Each variant contributes to the overall risk of developing a certain condition. This contribution is presented through the allele effect sizes of associated genetic variants. PRS model analyzes the effect size of each allele of the corresponding genetic variant and gives it a corresponding weight number that corresponds to individual risk. Greater the effect size greater the weight given to the variant. The final polygenic risk score is the sum of all individual risks carried by each variant.
Since most GWAS studies have been conducted on the European population, polygenic risk scores are mainly available for people of European ancestry. This affects the efficacy of PRS methodology if applied to other ethnic groups of non-European descent since there could be differences in their genetic variants. However, the good news is that large-scale scientific efforts are already underway to address this.
Let’s summarize everything!
In summary, PRS is calculated following several steps:
- We analyze millions of SNPs (genetic variants) across your genome.
- Each variant has its effect size corresponding to its impact on developing a trait or condition. Considering its effect size from GWAS studies, we generate effect size weights for each variant.
- We use appropriate genetic models to add up all effect size weights and get a final polygenic risk score for a given trait or condition.
We can compare your polygenic risk score to the average risk score in the population based on the predefined list of SNPs. These results represent a lifetime risk. However, they may differ according to your age group and gender.
Although the results provided by the PRS model represent a lifetime risk of developing a particular condition, you always have to be aware of the fact that our health and well-being are influenced by our genetics and environment, where the environment includes all non-genetic factors like our habits and lifestyle.
Certain traits are more genetically determined than others, which is explained by the term heritability, the proportion of variability within a population that can be attributed to inherited genetic factors instead of environmental ones.

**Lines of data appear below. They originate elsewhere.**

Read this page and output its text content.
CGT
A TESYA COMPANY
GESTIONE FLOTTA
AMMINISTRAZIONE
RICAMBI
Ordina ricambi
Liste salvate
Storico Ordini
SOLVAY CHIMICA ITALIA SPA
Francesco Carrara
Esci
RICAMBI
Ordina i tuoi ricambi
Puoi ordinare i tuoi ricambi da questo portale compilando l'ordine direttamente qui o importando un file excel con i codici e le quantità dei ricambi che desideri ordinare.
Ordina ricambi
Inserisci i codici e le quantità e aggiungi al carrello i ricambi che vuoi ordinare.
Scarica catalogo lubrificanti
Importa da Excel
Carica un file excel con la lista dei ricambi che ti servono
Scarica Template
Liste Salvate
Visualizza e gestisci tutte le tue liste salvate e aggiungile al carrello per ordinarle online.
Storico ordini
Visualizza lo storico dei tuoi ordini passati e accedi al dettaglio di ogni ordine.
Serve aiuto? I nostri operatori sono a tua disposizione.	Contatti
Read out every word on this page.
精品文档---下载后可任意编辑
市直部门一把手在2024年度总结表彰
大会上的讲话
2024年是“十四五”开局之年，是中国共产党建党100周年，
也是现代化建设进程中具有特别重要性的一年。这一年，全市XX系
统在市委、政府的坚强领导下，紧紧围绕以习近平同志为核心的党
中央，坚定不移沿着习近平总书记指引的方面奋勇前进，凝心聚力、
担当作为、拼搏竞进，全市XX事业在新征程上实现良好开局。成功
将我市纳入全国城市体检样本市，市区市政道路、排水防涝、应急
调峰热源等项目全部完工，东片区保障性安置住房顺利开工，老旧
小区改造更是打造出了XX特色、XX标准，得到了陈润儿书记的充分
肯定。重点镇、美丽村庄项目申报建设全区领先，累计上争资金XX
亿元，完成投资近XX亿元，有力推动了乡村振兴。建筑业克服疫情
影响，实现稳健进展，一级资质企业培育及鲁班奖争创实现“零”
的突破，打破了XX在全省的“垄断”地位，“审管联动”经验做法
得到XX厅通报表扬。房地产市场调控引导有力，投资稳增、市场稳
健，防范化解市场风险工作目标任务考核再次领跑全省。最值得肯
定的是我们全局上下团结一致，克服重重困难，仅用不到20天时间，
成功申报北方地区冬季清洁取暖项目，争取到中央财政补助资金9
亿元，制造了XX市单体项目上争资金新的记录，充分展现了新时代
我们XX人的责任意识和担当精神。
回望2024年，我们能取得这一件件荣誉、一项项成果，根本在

Genetic and environmental factors like diet and lifestyle influence complex conditions and traits. Therefore, you should put these under control and look at your PRS as a part of the holistic picture.
Also, you should be aware that these results may warn you that you have increased or decreased the risk of developing a condition based on your genetics. However, it does not mean that you will develop it during your lifetime. PRS fits as a small part in the grand scheme of the 4P medicine (predictive, preventive, personalized, and participatory) approach.
- Choi, S. W., Mak, T. S. H., & O’Reilly, P. F. (2020). Tutorial: a guide to performing polygenic risk score analyses. Nature Protocols, 15(9), 2759-2772.
- Tam, V., Patel, N., Turcotte, M., Bossé, Y., Paré, G., & Meyre, D. (2019). Benefits and limitations of genome-wide association studies. Nature Reviews Genetics, 20(8), 467-484.